Cette véritable épidémie de gratuité a de quoi interroger, alors que le recours à la gratuité est, le plus souvent, contreproductif, inefficace et injuste socialement du point de vue économique, comme le reconnaissent l'immense majorité des travaux académiques.
Prenons l'exemple de la gratuité des cantines scolaires. En apparence, il s'agit de favoriser l'accès à un repas équilibré pour les familles modestes, mais en réalité la mesure est inefficace, tout simplement parce que des tarifs sociaux existent déjà : rendre la cantine gratuite "pour tous" ne bénéfice pas à ceux qui en ont le plus besoin, mais aux ménages des classes moyennes et supérieures, qui payaient auparavant pour une prestation qu'elles ne vont plus payer désormais. Seule une gratuité ciblée sur les publics qui en ont vraiment besoin à du sens, comme le pratiquent déjà de nombreuses politiques publiques.
Pire, cette mesure est contreproductive, car chaque fois que la gratuité est appliquée elle favorise la saturation du service public concerné : les enfants qui pouvaient déjeuner chez eux sans difficulté vont davantage fréquenter la cantine, et allonger les files d'attente de services publics déjà en grande difficulté. C'est exactement le même problème pour la gratuité des transports, qui sature le réseau au mauvais moment, et dégrade la situation de tous.
Enfin, la gratuité est injuste, car il n'y a jamais en réalité de "repas gratuit" selon l'expression des économistes : si on ne fait plus payer la cantine aux ménages qui ont des revenus suffisants, elle est donc financée par le budget général de la ville, au détriment actions sociales que l'on pourrait mener avec ces montants. En réalité, les bénéficiaires de la gratuité sont avant tout les ménages les plus aisés : on leur transfère une partie des recettes fiscales en ne leur faisant plus payer l'accès au service de restauration. C'est une "redistribution à l'envers" qui n'a pas de sens du point de vue social.
Alors comment comprendre que les candidat-e-s multiplient les propositions de gratuité si ces mesures sont injustes, inefficaces et contreproductives ? De quoi l'épidémie de gratuité est-elle le nom ?
Risquons une hypothèse : annoncer la gratuité d'un service public existant, c'est une mesure très simple à présenter, facile à expliquer en quelques secondes à des citoyens, et qui peut être contre ne rien débourser ? Les candidat-e-s lyonnais-e-s multiplient donc les propositions sur la gratuité, car elles trouvent un écho médiatique facile.

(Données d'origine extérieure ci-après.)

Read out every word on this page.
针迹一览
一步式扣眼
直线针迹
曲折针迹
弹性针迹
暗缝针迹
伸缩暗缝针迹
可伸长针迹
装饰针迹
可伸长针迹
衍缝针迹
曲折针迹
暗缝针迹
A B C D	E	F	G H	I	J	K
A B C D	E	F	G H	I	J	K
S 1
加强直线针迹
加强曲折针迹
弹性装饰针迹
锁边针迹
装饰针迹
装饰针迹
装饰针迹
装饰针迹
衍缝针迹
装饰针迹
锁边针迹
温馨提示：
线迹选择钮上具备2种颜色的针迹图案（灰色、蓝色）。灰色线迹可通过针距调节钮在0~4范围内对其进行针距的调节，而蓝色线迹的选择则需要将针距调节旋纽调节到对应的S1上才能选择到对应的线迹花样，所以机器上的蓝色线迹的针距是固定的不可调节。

C'est beaucoup plus simple, pour ceux qui ne voient plus la politique que sous l'angle du marketing, que de faire des propositions réalistes et efficaces, mais plus difficiles à concevoir et plus complexe à expliquer. La gratuité, c'est le nom de la facilité en politique, qui donne l'illusion que les élu-e-s agissent ; c'est l'autre nom de la démagogie.
Les lyonnaises et les lyonnais n'ont pas besoin de "gratuité", mais d'élu-e-s soucieux d'utiliser rigoureusement l'argent public, pour redonner un peu de confiance en la politique.